I then bought the Kapex 60, built a workstation for it. It will be the last tool I sell when I get too old for this hobby. It was night and day difference. It is always square when I return to it. The DE is the best I've seen, not perfect, but nothing else I've seen touches it. It requires no rear clearance - this was a massive plus in my limited workspace. The cut finish was superb.

Because of the crazy economic times we have been in, I've had this saw for 4+ years, and it is worth more now S/H than what I paid for it. It was a large amount of money for me at the time, but I have appreciated the tool every single time i have used it since.

Oh and I do drive a Lexus (RX) :) . Currently planning to spend an eye watering amount on my next one. But then I only buy one every 8-10 years.

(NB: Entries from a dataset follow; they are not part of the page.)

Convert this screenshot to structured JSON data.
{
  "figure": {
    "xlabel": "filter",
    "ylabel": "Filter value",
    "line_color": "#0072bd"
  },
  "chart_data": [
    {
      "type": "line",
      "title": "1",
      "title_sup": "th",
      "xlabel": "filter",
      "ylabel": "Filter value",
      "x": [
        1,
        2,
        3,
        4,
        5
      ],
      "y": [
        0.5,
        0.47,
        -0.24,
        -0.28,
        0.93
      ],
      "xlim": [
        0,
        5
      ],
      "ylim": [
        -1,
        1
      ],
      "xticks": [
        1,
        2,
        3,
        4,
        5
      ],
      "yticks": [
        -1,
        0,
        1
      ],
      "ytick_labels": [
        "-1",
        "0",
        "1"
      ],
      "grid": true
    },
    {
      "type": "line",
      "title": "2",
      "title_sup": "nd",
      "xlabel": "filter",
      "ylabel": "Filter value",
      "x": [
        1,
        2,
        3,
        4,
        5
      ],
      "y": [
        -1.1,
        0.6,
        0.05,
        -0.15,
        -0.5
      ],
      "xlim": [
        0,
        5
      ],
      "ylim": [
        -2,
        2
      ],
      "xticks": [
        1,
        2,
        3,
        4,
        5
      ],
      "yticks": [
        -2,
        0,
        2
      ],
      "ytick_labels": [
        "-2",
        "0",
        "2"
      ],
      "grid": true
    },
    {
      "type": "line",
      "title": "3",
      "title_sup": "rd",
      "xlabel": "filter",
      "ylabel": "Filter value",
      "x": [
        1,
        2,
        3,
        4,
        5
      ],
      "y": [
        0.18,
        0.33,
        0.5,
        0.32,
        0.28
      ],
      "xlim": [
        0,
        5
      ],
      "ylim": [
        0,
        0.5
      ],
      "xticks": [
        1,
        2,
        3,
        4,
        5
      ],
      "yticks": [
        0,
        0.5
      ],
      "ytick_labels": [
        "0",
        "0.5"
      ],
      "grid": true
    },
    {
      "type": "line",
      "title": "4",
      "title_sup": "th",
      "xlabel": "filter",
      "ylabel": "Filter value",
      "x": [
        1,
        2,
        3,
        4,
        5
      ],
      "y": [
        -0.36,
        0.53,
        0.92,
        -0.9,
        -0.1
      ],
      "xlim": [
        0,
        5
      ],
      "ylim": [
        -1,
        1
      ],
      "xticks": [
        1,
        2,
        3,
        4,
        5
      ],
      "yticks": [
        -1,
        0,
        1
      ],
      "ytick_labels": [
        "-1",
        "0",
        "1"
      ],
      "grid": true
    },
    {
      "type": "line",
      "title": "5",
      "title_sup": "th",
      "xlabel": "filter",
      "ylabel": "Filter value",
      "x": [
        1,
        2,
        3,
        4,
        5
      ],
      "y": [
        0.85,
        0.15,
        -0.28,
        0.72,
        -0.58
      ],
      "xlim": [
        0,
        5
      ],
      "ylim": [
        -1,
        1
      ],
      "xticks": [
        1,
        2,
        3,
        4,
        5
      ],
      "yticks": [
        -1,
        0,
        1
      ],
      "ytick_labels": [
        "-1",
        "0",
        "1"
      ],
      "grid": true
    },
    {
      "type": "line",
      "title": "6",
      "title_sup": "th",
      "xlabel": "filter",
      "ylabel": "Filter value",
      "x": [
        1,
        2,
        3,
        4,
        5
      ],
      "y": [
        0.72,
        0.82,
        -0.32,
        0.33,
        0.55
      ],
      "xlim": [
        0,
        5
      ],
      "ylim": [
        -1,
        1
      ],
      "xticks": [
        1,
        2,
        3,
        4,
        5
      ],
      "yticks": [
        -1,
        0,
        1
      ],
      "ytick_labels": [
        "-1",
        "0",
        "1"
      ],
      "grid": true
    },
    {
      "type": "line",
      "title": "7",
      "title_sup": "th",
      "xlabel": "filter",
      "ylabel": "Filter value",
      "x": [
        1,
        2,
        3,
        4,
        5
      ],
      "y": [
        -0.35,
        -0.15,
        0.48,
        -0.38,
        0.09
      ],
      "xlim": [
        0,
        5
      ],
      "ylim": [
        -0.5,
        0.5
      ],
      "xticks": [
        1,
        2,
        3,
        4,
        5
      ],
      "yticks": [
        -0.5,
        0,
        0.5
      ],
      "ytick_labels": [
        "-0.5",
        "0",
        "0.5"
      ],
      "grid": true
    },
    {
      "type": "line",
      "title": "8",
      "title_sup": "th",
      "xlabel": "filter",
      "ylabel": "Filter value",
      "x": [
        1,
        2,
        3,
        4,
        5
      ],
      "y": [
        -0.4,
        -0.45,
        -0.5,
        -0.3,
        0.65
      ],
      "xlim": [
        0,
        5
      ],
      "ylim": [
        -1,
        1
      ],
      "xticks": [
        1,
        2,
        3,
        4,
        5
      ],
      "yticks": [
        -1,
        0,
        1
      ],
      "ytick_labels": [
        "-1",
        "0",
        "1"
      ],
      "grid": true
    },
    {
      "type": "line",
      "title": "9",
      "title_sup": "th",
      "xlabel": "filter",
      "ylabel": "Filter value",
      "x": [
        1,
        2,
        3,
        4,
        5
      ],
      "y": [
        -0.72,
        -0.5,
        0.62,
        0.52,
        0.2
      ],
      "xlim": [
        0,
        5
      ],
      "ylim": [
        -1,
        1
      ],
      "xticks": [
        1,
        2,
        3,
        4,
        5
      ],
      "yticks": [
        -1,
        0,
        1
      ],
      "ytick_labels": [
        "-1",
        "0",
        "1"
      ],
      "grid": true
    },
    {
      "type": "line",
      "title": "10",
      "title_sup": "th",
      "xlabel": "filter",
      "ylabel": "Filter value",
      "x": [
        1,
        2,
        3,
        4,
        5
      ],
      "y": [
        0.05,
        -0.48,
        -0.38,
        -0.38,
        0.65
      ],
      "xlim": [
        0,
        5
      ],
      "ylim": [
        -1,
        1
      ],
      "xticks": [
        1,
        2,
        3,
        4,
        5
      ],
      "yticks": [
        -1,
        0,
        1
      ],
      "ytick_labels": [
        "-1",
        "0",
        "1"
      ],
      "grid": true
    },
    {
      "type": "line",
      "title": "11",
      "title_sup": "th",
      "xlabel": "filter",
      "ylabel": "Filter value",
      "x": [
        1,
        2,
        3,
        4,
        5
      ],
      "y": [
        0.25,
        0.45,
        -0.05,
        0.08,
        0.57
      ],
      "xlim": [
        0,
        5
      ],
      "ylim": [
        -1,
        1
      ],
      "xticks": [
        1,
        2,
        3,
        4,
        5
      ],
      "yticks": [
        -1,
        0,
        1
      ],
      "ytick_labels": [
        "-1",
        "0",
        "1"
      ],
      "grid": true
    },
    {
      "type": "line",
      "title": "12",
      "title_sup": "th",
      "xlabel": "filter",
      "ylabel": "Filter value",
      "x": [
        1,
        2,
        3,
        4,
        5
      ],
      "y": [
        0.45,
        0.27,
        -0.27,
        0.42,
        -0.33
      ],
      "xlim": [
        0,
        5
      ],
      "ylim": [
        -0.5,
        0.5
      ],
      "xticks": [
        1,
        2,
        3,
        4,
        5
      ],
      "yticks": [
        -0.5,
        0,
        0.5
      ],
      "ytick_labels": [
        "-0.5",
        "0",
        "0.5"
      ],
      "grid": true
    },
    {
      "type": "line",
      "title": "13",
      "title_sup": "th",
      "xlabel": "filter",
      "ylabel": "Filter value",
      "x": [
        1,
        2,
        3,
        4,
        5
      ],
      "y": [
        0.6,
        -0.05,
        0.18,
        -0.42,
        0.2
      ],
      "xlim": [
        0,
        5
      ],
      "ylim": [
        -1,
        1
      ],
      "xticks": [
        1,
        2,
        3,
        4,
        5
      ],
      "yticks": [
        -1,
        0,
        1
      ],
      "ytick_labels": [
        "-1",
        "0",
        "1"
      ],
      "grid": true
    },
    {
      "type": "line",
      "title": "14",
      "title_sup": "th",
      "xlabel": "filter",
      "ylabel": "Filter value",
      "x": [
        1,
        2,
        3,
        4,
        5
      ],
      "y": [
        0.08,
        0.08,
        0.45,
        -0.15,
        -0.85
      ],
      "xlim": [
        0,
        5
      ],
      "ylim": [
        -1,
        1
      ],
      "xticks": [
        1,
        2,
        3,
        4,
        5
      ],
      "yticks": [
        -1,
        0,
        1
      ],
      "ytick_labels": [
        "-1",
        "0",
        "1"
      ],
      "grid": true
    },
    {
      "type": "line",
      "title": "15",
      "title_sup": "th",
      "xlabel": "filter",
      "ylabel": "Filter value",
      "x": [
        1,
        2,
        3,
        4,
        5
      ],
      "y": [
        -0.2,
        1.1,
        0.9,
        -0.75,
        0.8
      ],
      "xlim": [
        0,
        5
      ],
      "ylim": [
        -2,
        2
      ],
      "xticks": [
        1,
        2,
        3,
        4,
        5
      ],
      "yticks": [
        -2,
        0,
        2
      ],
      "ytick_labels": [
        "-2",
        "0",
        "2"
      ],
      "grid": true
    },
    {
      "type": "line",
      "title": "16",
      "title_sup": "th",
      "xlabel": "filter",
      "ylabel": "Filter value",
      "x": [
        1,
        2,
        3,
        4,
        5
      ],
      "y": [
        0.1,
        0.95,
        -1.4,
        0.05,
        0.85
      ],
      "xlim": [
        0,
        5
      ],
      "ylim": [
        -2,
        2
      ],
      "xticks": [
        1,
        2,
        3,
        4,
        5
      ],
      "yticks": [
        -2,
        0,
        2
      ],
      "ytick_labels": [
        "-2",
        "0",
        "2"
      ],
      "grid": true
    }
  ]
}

I'm no fan boy but.... the 120 bridges the gap between heavy workshop radial arm saws and chop saws. Its a bit more accurate than others but that bit makes all the difference. Shake the head on the 120 then shake it on every other saw. The saw has stunning accuracy and settability. Even the trenching is superb.
The easy way to look at it is that Festool is like the Apple brand in phones, Apple launches a new phone and everyone wants one and Festool is just the same with dedicated followers who just buy there products. If the Festool was way ahead of the competition and not just in dust extraction then everyone would be buying them and not Bosch or Makita which is not the case. For me the weight of a tool is an indication of quality, lightweight means less material and you are getting less material for your money and something heavier remains where you put it.
There's a very simple solution to your problem. Buy the Makita.